A US Congress committee has thrown a spanner into the Federal government’s plans to join America’s data sharing program, citing concerns over Australia’s encryption laws.
Earlier this week, United States Attorney General William Barr and Minister Dutton jointly announced the two countries were currently in formal negotiations over the CLOUD – Clarifying Lawful Overseas Use of Data – Act designed to force service providers in Australia and the US to respond to lawful orders from the other country without restrictions on disclosure.
The US enacted the CLOUD Act in 2018 to speed up access by foreign countries for electronic information held by US-based global providers when investigating serious crimes.
Although electronic data can be currently sought through a mutual legal assistance arrangements, the CLOUD Act creates a “faster and efficient” way to ensure access to the data through executive agreements between the United States and its allies.
However in a letter to Minister Peter Dutton, the US House of Representatives Committee on the Judiciary expressed concerns about Australia's "Assistance and Access Act", which gives authorities greater powers to obtain encrypted communications of criminal suspects.
Committee on the Judiciary Chairman, Jerrold Nadler and Ranking Minority Member, Doug Collins wrote “Australia’s Telecommunications and Other Legislation Amendment (Assistance and Access) Act 2018 ('Access Act') may undermine your ability to qualify for an executive agreement under the CLOUD Act.”
Senator Kristina Keneally, Shadow Minister for Home Affairs told Information Age, for the past year Labor, civil liberty groups, big technology companies, and small tech start-ups have all warned Peter Dutton’s encryption laws were not compliant with the US CLOUD Act.
“This new letter from the US House Judiciary Chairman, which has a key role in overnighting Australia’s access to the CLOUD Act, is the latest blow to Peter Dutton’s credibility,” she said.
“The CLOUD Act was specifically introduced by the US Government to radically speed up the time it takes foreign police and security agencies to access electronic data held in the United States for serious crimes like terrorism and paedophilia.”
Given it can currently take more than a year for Australian police or security agencies to access data held in the United States under existing arrangements, this move by the US Government was seen as a critical tool for local law enforcement.
“Peter Dutton has refused to admit his legislation is flawed and could mean that Australian law enforcement will be without access to the US data they need to fight crime,” said Senator Keneally.

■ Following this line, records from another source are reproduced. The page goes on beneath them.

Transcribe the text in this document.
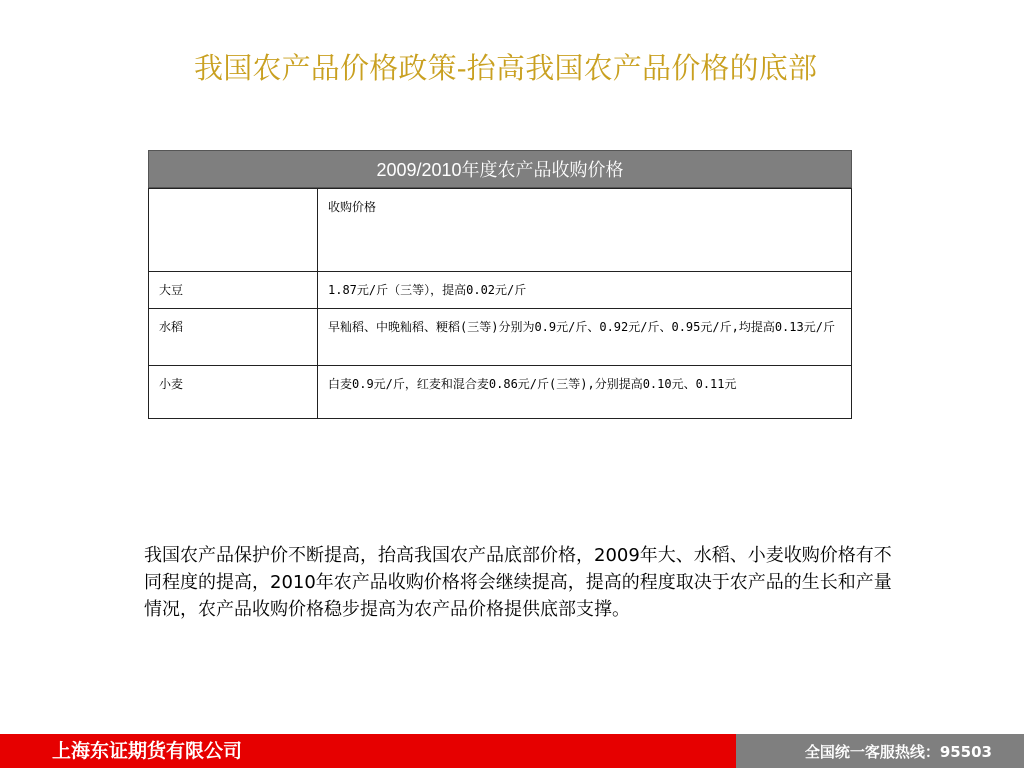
我国农产品价格政策-抬高我国农产品价格的底部
2009/2010年度农产品收购价格
	收购价格
大豆	1.87元/斤（三等），提高0.02元/斤
水稻	早籼稻、中晚籼稻、粳稻(三等)分别为0.9元/斤、0.92元/斤、0.95元/斤,均提高0.13元/斤
小麦	白麦0.9元/斤，红麦和混合麦0.86元/斤(三等),分别提高0.10元、0.11元
我国农产品保护价不断提高，抬高我国农产品底部价格，2009年大、水稻、小麦收购价格有不同程度的提高，2010年农产品收购价格将会继续提高，提高的程度取决于农产品的生长和产量情况，农产品收购价格稳步提高为农产品价格提供底部支撑。
上海东证期货有限公司	全国统一客服热线：95503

In his joint statement with US Attorney General Barr, Minister Dutton said there was still some way to go before the agreement is finalised.
“Underpinned by Australian legislation yet to be introduced, a bilateral CLOUD Act agreement would enable Australian law enforcement to serve domestic orders for communications data needed to combat serious crime directly on US based companies, and vice versa,” he stated.

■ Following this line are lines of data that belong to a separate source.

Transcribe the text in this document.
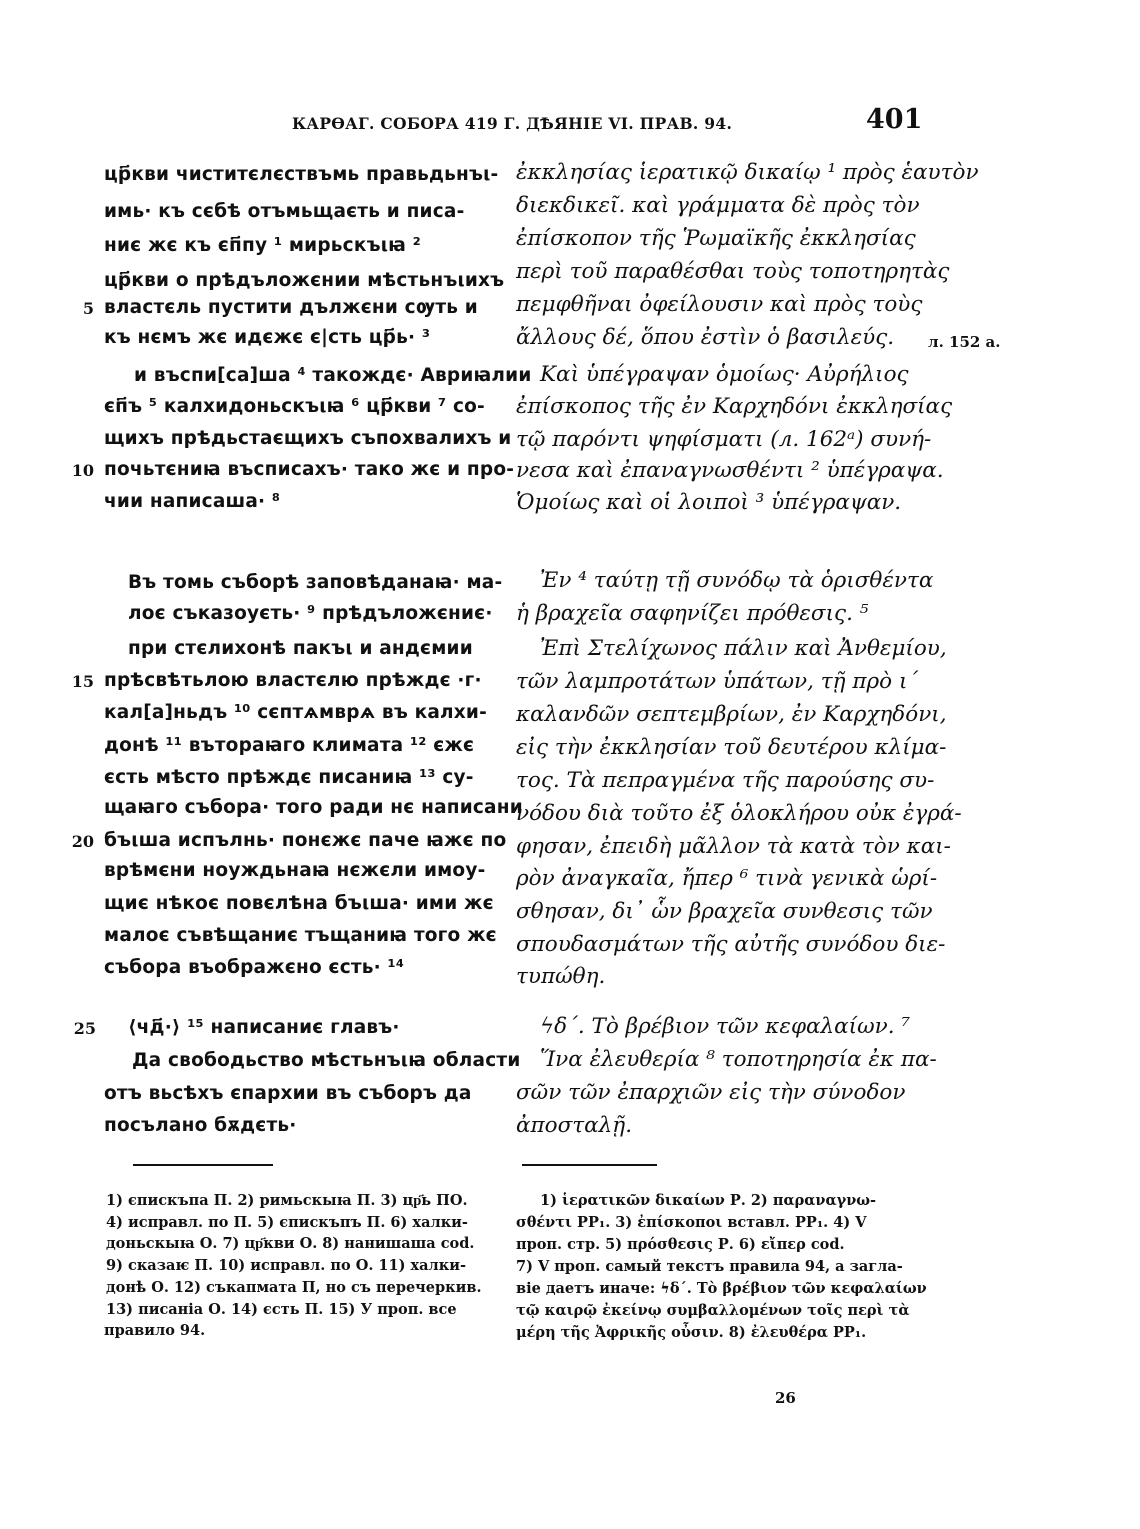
КАРѲАГ. СОБОРА 419 Г. ДѢЯНІЕ VI. ПРАВ. 94.	401
цр҃кви чиститєлєствъмь правьдьнъι-
имь· къ сєбѣ отъмьщаєть и писа-
ниє жє къ єп҃пу ¹ мирьскъιꙗ ²
цр҃кви о прѣдъложєнии мѣстьнъιихъ
властєль пустити дължєни сѹть и
5
къ нємъ жє идєжє є|сть цр҃ь· ³
и въспи[са]ша ⁴ такождє· Авриꙗлии
єп҃ъ ⁵ калхидоньскъιꙗ ⁶ цр҃кви ⁷ со-
щихъ прѣдьстаєщихъ съпохвалихъ и
почьтєниꙗ въсписахъ· тако жє и про-
10
чии написаша· ⁸
Въ томь съборѣ заповѣданаꙗ· ма-
лоє съказоуєть· ⁹ прѣдъложєниє·
при стєлихонѣ пакъι и андємии
прѣсвѣтьлою властєлю прѣждє ·г·
15
кал[а]ньдъ ¹⁰ сєптѧмврѧ въ калхи-
донѣ ¹¹ вътораꙗго климата ¹² єжє
єсть мѣсто прѣждє писаниꙗ ¹³ су-
щаꙗго събора· того ради нє написани
бъιша испълнь· понєжє паче ꙗжє по
20
врѣмєни ноуждьнаꙗ нєжєли имоу-
щиє нѣкоє повєлѣна бъιша· ими жє
малоє съвѣщаниє тъщаниꙗ того жє
събора въображєно єсть· ¹⁴
⟨чд҃·⟩ ¹⁵ написаниє главъ·
25
Да свободьство мѣстьнъιꙗ области
отъ вьсѣхъ єпархии въ съборъ да
посълано бѫдєть·
ἐκκλησίας ἱερατικῷ δικαίῳ ¹ πρὸς ἑαυτὸν
διεκδικεῖ. καὶ γράμματα δὲ πρὸς τὸν
ἐπίσκοπον τῆς Ῥωμαϊκῆς ἐκκλησίας
περὶ τοῦ παραθέσθαι τοὺς τοποτηρητὰς
πεμφθῆναι ὀφείλουσιν καὶ πρὸς τοὺς
ἄλλους δέ, ὅπου ἐστὶν ὁ βασιλεύς.
Καὶ ὑπέγραψαν ὁμοίως· Αὐρήλιος
ἐπίσκοπος τῆς ἐν Καρχηδόνι ἐκκλησίας
τῷ παρόντι ψηφίσματι (л. 162ᵃ) συνή-
νεσα καὶ ἐπαναγνωσθέντι ² ὑπέγραψα.
Ὁμοίως καὶ οἱ λοιποὶ ³ ὑπέγραψαν.
Ἐν ⁴ ταύτῃ τῇ συνόδῳ τὰ ὁρισθέντα
ἡ βραχεῖα σαφηνίζει πρόθεσις. ⁵
Ἐπὶ Στελίχωνος πάλιν καὶ Ἀνθεμίου,
τῶν λαμπροτάτων ὑπάτων, τῇ πρὸ ι´
καλανδῶν σεπτεμβρίων, ἐν Καρχηδόνι,
εἰς τὴν ἐκκλησίαν τοῦ δευτέρου κλίμα-
τος. Τὰ πεπραγμένα τῆς παρούσης συ-
νόδου διὰ τοῦτο ἐξ ὁλοκλήρου οὐκ ἐγρά-
φησαν, ἐπειδὴ μᾶλλον τὰ κατὰ τὸν και-
ρὸν ἀναγκαῖα, ἤπερ ⁶ τινὰ γενικὰ ὡρί-
σθησαν, δι᾽ ὧν βραχεῖα συνθεσις τῶν
σπουδασμάτων τῆς αὐτῆς συνόδου διε-
τυπώθη.
ϟδ´. Τὸ βρέβιον τῶν κεφαλαίων. ⁷
Ἵνα ἐλευθερία ⁸ τοποτηρησία ἐκ πα-
σῶν τῶν ἐπαρχιῶν εἰς τὴν σύνοδον
ἀποσταλῇ.
л. 152 а.
1) єпискъпа П. 2) римьскыꙗ П. 3) цр҃ь ПО.
4) исправл. по П. 5) єпискъпъ П. 6) халки-
доньскыꙗ О. 7) цр҃кви О. 8) нанишаша cod.
9) сказаѥ П. 10) исправл. по О. 11) халки-
донѣ О. 12) съкапмата П, но съ перечеркив.
13) писаніа О. 14) єсть П. 15) У проп. все
правило 94.
1) ἱερατικῶν δικαίων Р. 2) παραναγνω-
σθέντι PP₁. 3) ἐπίσκοποι вставл. PP₁. 4) V
проп. стр. 5) πρόσθεσις Р. 6) εἴπερ cod.
7) V проп. самый текстъ правила 94, а загла-
віе даетъ иначе: ϟδ´. Τὸ βρέβιον τῶν κεφαλαίων
τῷ καιρῷ ἐκείνῳ συμβαλλομένων τοῖς περὶ τὰ
μέρη τῆς Ἀφρικῆς οὖσιν. 8) ἐλευθέρα PP₁.
26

“Once in place it will mean service providers based in the United States can respond directly to electronic data requests issued by our enforcement agencies under Australian law for data critical for the prevention, detection, investigation and prosecution of serious crime.”
Professor Jill Slay, Director Optus La Trobe Cyber Security Research Hub said these negotiations made sense to her, having worked with law enforcement and government for many years
“Cloud based evidence of one crime may be stored in several countries and the processes involved to get the evidence and bring back to Australia may take weeks – in this time crime or terrorism may have been committed,” she said. “With [this] agreement Australia and USA will have easier mutual access to evidence stored in the Cloud.”
Professor Slay doesn’t see that there would be a problem with Australia’s current encryption laws and the CLOUD Act.
“In my opinion there has been too much negative hype on the encryption issue,” she said.
“We have to balance Australia’s need to protect and defend its citizens with a need – and I assume from privacy perspective – to encrypt any of their own data. We do not want to curtail right to freedom say of press or academia but do want safeguard from crime and terrorism."
Professor Slay said people need to see the issues raised “as a series of activities to protect Australians from crime and terrorism rather than suggesting they have not been thought through by Government”.
While Minister Dutton was in talks with the Attorney General about securing the CLOUD Act for Australia, the UK has become the first country to formalise the CLOUD Act agreement into law.